Fermo restando che le qualità di un tale personaggio sono funzionali alla conquista del potere, evidentemente non alla gestione del campo conquistato. E di questo Lenin è palese dimostrazione, anche dal punto di vista caratteriale; come lo tratteggia un compagno della prima ora – Anatolij Lunačarski – in un ritratto riproposto da Vittorio Strada: «egli ama il potere non per se stesso, ma solo perché è convinto di aver ragione e non può tollerare che qualcuno gli rovini il lavoro. La sua sete di potere scaturisce dalla sua immane convinzione che i suoi principi siano giusti e dall’incapacità (assai utile per un capo politico) di mettersi dal punto di vista dell’avversario»17. Sicché il rischio è quello di non riuscire a gestire una realtà sempre più sfuggente; tanto da consegnare al suo successore quella situazione dove il solo ancoraggio concreto è rappresentato dall’esercizio incontrollato del potere. Con ovvie conseguenze. Da qui il giudizio lapidario di Tony Judt su uno Stalin «più interessato al potere che alla rivoluzione»18. Nel filo di continuità con precedenti inquietanti: «ci sono stati momenti in cui anche chi non avesse avuto profonda conoscenza della dottrina bolscevica poteva trovare una ragionevole spiegazione della politica estera sovietica osservando semplicemente quella attuata dagli zar»19.

Lenin versus Stalin? Prospero tende a salvare il proprio eroe accreditando la tesi di una rottura di continuità tra i due autocrati: «una lunga lotta di frazione cova nell’ombra di un regime che coltiva l’apparenza del monolitismo che esalta il conformismo diffuso rispetto alla volontà arbitraria del capo carismatico. Due partiti convivevano in un solo organismo: il partito degli occidentali, dei capi intellettuali che avevano vissuto all’estero, in contatto con il socialismo europeo e i nativi rimasti in Russia a cospirare, e dunque con venature nazionaliste e mentalità da apparatnick. Lenin è il principale esponente del primo partito, dell’élite intellettuale con tratti cosmopolitici. Quella di Lenin era una ‘dittatura autoregolantesi’ (e quindi condannata all’incertezza) e non eccezionale che esercitava ‘una leadership inclusiva’ degli antichi oppositori e assumeva il Politburo come garanzia di una direzione collegiale. […]. Il secondo partito ha avuto in Stalin il massimo interprete»20.
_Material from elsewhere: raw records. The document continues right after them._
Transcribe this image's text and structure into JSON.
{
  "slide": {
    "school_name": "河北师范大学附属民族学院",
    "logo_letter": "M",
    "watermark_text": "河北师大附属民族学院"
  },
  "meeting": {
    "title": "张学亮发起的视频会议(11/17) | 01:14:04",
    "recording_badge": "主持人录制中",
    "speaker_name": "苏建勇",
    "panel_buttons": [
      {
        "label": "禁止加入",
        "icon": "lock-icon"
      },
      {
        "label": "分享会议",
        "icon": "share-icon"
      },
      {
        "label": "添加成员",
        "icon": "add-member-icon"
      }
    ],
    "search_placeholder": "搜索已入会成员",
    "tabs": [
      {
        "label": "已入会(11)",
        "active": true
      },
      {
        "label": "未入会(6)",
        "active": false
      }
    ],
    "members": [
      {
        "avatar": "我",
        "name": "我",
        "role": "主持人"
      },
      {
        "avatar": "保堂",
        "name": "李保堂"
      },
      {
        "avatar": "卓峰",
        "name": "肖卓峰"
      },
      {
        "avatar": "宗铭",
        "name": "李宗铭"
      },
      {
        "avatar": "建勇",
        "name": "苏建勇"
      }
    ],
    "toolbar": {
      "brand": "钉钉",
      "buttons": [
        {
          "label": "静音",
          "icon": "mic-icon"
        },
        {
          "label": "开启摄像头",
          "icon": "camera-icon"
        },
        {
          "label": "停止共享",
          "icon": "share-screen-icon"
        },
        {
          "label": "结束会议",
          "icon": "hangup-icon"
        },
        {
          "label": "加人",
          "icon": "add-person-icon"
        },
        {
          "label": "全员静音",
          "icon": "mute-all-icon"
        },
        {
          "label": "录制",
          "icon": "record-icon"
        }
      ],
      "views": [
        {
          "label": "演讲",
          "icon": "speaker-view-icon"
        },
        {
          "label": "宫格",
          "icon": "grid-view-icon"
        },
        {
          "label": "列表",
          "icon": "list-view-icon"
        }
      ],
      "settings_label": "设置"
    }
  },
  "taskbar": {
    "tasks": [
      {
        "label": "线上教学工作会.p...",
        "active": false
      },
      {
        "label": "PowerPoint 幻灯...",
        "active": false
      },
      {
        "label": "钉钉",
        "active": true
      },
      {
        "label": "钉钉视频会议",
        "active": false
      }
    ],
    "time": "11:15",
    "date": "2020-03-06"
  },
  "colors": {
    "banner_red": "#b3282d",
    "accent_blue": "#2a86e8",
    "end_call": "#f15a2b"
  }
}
Gli aveva replicato in anticipo Bobbio, analizzando il paradigma della dittatura di classe in Lenin (e già in Marx/Engels) come condizione permanente in una società politica: «una dittatura che non sia eccezionale e non sia temporanea è sempre stata chiamata, nel linguaggio tradizionale della filosofia politica, con un termine più carico di connotazione negativa: dispotismo»21.

Concludendo

Perché tornare a parlare della rivoluzione d’Ottobre e del suo demiurgo? A chi scrive vengono i mente due buone ragioni: da un lato il fatto che al Cremlino si è installato un ex agente KGB, sempre più centrale nel declino dell’impero americano, che si oppose all’esumazione della salma nel mausoleo della Piazza Rossa in quanto contestativa dei valori di un regime sovietico che si vorrebbe ricostruire. Soprattutto la sensazione che la nostra civiltà sia giunta alla fine di un ciclo sistemico e – quindi – ritornino di assoluta attualità le esperienze di trasformazione più radicali.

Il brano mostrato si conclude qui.